Une page se tourne pour le modèle sportif français avec le baptême mercredi de l'Agence nationale du sport (ANS), où l'Etat n'est plus qu'un acteur parmi d'autres, à un peu plus de cinq ans des Jeux olympiques de Paris-2024. Malgré les inquiétudes de nombreux acteurs, à commencer par les conseillers techniques sportifs.

Née non sans mal après plusieurs reports, des réserves du Conseil d'Etat et de sérieuses réticences de Bercy, cette agence censée valider la nouvelle gouvernance du sport français a effectué ses premiers pas avec son assemblée générale inaugurale, puis son premier conseil d'administration au Stade de France. 

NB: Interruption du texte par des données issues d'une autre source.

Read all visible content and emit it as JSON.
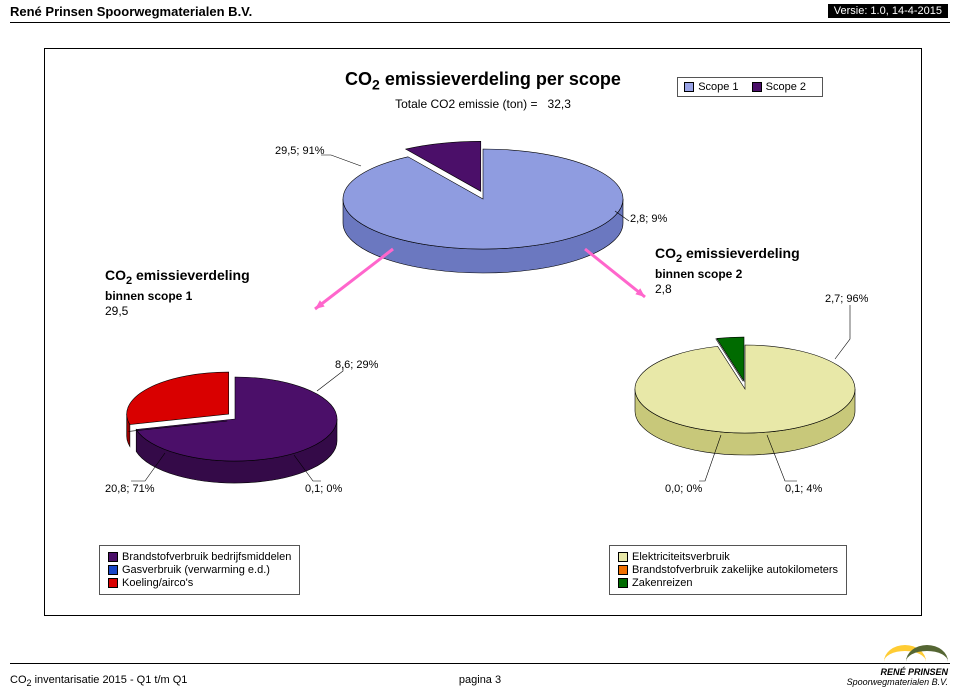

"C'est un grand jour pour le sport français", a estimé la ministre des Sports Roxana Maracineanu. "L'Etat n'a jamais été aussi engagé. C'est un objet institutionnel qui, est en plus d'être très adapté à notre problématique sportive, est une réponse parfaite aujourd'hui en sortie de grand débat puisque cette agence va permettre de parler directement aux citoyens.

 
 

L'objectif de l'ANS? Dépoussiérer le modèle sportif français mis en place dans les années 60 et basé sur une tutelle de l'Etat devenue théorique et plus très efficace selon les défenseurs de la nouvelle structure, en confiant le pilotage du haut niveau et du développement des pratiques de masse à quatre acteurs (Etat, collectivités, mouvement sportif et secteur privé). 

C'est notamment au sein de cette agence, et non plus au ministère, que seront décidés les montants des subventions aux fédérations pour le haut niveau.  

L'ANS répond à la demande d'autonomie d'une partie du mouvement sportif, mais pour nombre d'acteurs interrogés, au-delà de l'impératif de réussite à Paris-2024, elle doit pourtant faire face à de gros défis. Le passage des subventions par les fédérations a ainsi pour but de se rapprocher des besoins du terrain mais il alimente également les craintes de clientélisme entre patrons de fédérations et clubs. 

- Un médiateur pour les CTS - 

La volonté du gouvernement de transférer aux fédérations la gestion des 1.600 conseillers techniques sportifs (CTS), ces cadres payés par l'Etat - comme les directeurs techniques nationaux (DTN) et entraîneurs de haut niveau - que de nombreuses fédérations olympiques considèrent indispensables, provoque aussi une levée de boucliers. 

Mardi, une centaine de CTS avaient d'ailleurs protesté devant le Comité national olympique sportif français (CNOSF) où se réunissaient leurs représentants syndicaux, des présidents de fédérations et le président du CNOSF Denis Masseglia, qui est également vice-président de cette nouvelle Agence. 

"L'enjeu est de mobiliser tout le monde, de faire en sorte que personne ne soit mis de côté. Il faut que ces cadres techniques puissent continuer à faire ce qu'ils font depuis des années auprès des fédérations", a assuré la ministre, qui a expliqué vouloir avancer "main dans la main" avec les 1.600 cadres techniques en France et les fédérations. 

"La réflexion est aujourd'hui entamée pour voir comment discuter avec tout le monde pour que les fédérations aient pleinement la main sur leurs moyens humains", a ajouté Maracineanu, expliquant envisager la nomination d'un médiateur pour "mieux comprendre comment tisser et retisser le lien de confiance". 

Pour 2019, l'Agence est dotée d'un budget d'environ 350 millions d'euros, issus du budget du ministère, dont environ 45 millions correspondent à des restes à payer de projets déjà engagés. Ce financement a suscité la semaine dernière des réserves du Conseil d'Etat qui a jugé anormal, pour un groupement d'intérêt public (GIP), que l'Etat soit le seul à mettre au pot.  

Un quart du budget de l'ANS (90 millions) sera consacré à la haute performance, 196 pour le développement des pratiques sportives (dont 160 aux fédérations, 30 aux collectivités).